La façon dont nous traitons les conflits change également en fonction de l’endroit où nous nous situons dans le conflit. Sommes-nous le médiateur ? Sommes-nous le victime? La plupart d’entre nous ne penseront jamais que nous sommes l’auteur.

Tout d’abord, il est essentiel de faire une introspection pour comprendre comment vous réagissez généralement au stress. C’est-à-dire, devenez-vous généralement une version amplifiée de vous-même ? Ou votre style change-t-il ? Par exemple, votre discours direct habituel devient-il direct ou devient-il indirect ? Si vous avez du mal à connaître votre style, demandez à un partenaire ou à un collègue ses impressions. Connaître vos signes révélateurs est essentiel pour que vous puissiez ensuite procéder aux ajustements appropriés.

Après avoir connu votre style typique, déterminez s’il convient à la situation ou à la personne ? Par exemple, cette situation nécessite-t-elle une collaboration continue ou est-elle ponctuelle ? Cette personne aime-t-elle plaisanter en retour, ou évite-t-elle ? Voici quelques exemples de cas où le style fonctionne et quand il ne fonctionne pas :

Vous êtes direct et dites-le directement

  • D’accord, lorsque la tâche n’implique pas la politique ou les rôles/sentiments des gens, la culture est directe ; exprimer vos sentiments ajoute de la clarté, défendre les droits des personnes.
  • Pas d’accord – essayer de maintenir/construire une relation à long terme ; vous êtes en position de force

Vous avez beaucoup d’énergie et vous voulez le faire / résoudre

  • OK – situations d’urgence ou de sécurité ; les objectifs sont d’importance faible à moyenne
  • Pas d’accord – besoin de la contribution de tout le monde ; les objectifs sont d’une grande importance; le problème est complexe

Vous voulez amener le groupe à un consensus

  • D’accord, ayant besoin de la contribution/de l’adhésion de tout le monde, personne ne pourra obtenir sa solution spécifique. Toutes les parties devront faire des compromis ; quand vous avez le temps, vous devez surmonter des sentiments difficiles ; quand vous voulez reconstruire la relation.
  • Pas d’accord – urgences ou situations de sécurité ; les objectifs sont de faible importance

Vous voulez vous retirer entièrement du conflit

  • D’accord, le problème a besoin d’une solution temporaire ; avoir un intérêt minime dans l’émission ; quand vous avez besoin de vous écarter diplomatiquement ; quand vous vous trompez ; quand on veut encourager la prise de risque/l’innovation
  • Pas d’accord – urgences ; des injustices se sont produites ; quand le silence semblera être un accord ; lorsque vous avez une contribution importante pour aider à résoudre le problème

Vous rationalisez (supprimez l’émotion) le problème à l’excès

  • D’accord, pas assez de temps pour collaborer ; aucune relation requise pour aller de l’avant ; problème rapide et de faible importance
  • Pas d’accord – besoin de créativité/réflexion ; le conflit était émotionnel; la relation est en cours

Vous aimez être le contrarian (ou l’avocat du diable)

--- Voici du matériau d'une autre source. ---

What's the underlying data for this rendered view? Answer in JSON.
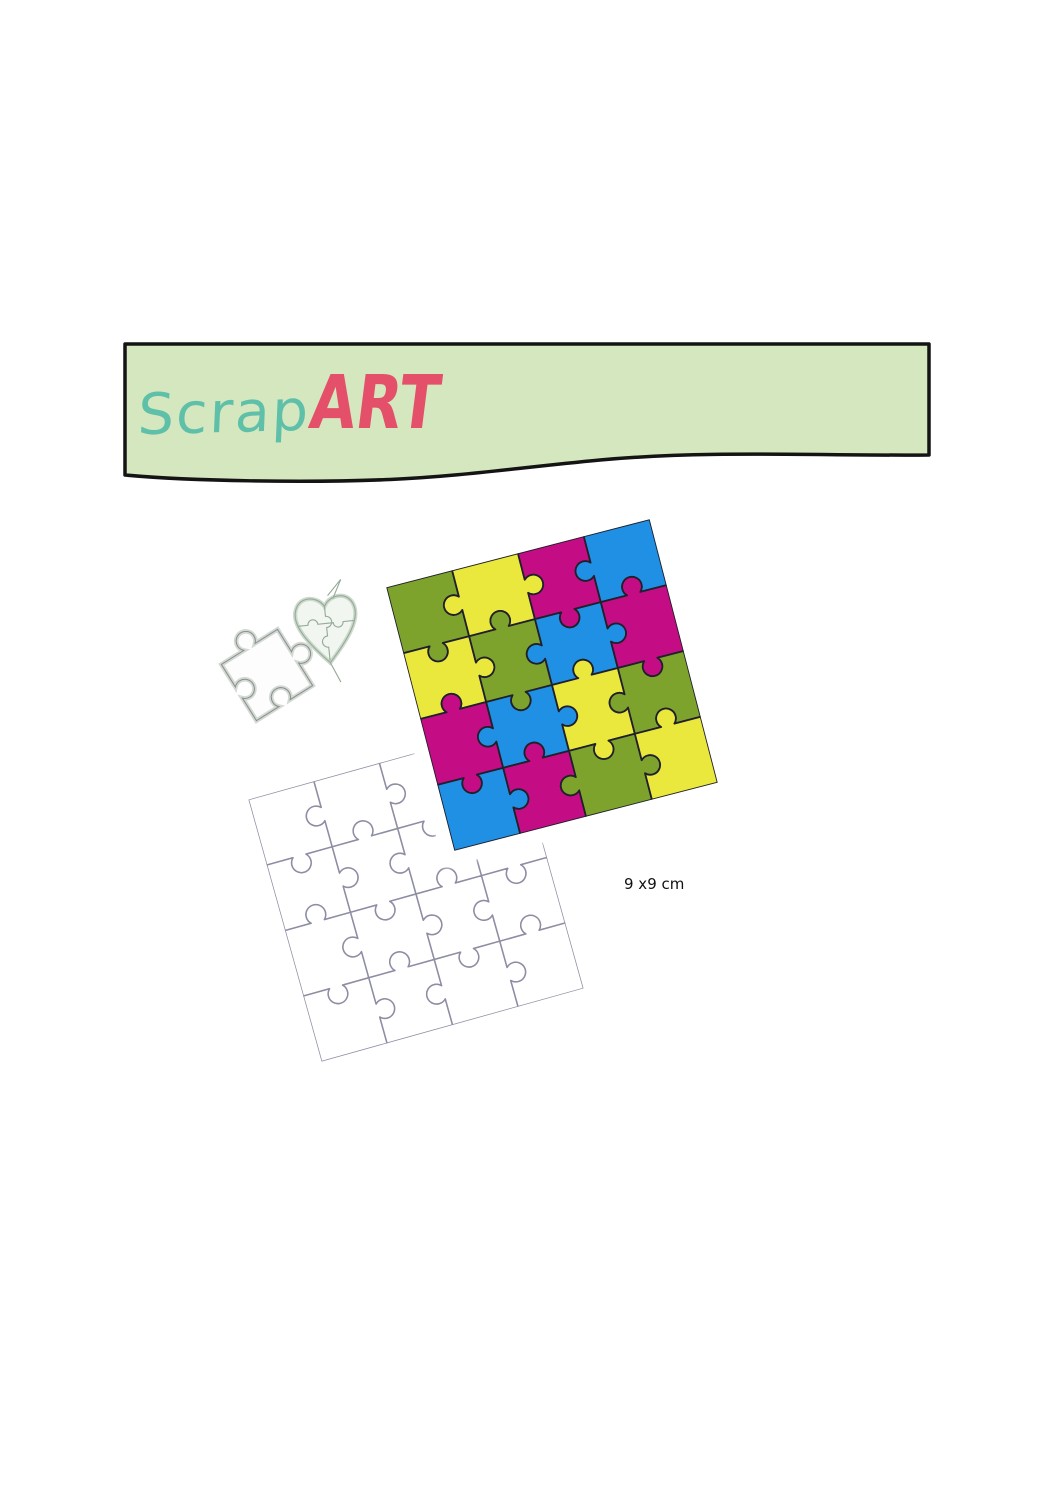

  • D’accord – après des exercices créatifs/de brainstorming pour affiner les solutions ; défendre les dilemmes éthiques ; réduire la pensée de groupe
  • Pas d’accord – lorsque des solutions ont déjà été déterminées grâce à une résolution approfondie des conflits ; lorsque la relation est faible ; quand les gens ne sont pas conscients que c’est votre style et le voient comme une attaque personnelle

Remarque : Ces styles ne s’excluent pas mutuellement. Vous pouvez en avoir deux ou plus. Ils peuvent également dépendre de la situation en fonction de votre rôle ou de votre investissement dans le problème.

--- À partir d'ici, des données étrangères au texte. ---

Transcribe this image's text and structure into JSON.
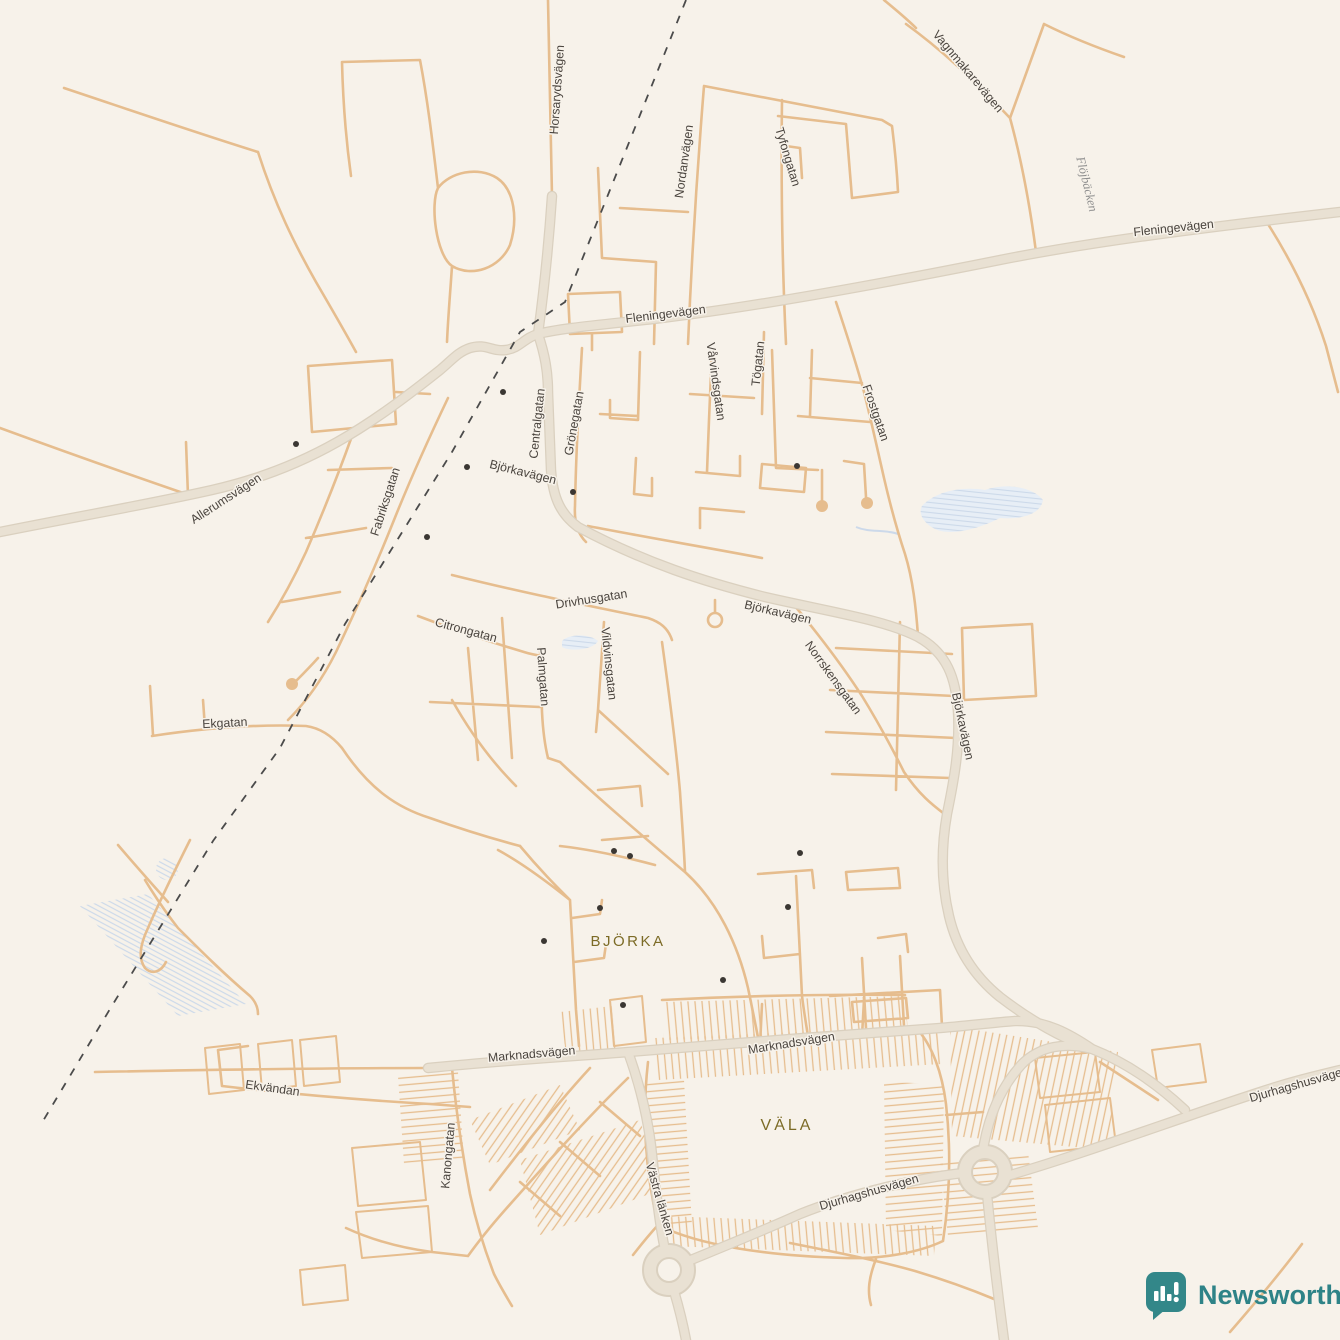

Comprendre votre style typique et savoir si c’est le style approprié pour le conflit est utile pour déterminer les prochaines étapes et avoir ces conversations difficiles. Avoir une meilleure compréhension du conflit vous aide à comprendre le problème dans un contexte plus large et fournit des informations sur des solutions plus nombreuses et potentiellement meilleures. Travailler à travers le conflit vous aidera à établir une expérience vécue et une résolution mutuelle, et ainsi, un lien plus fort.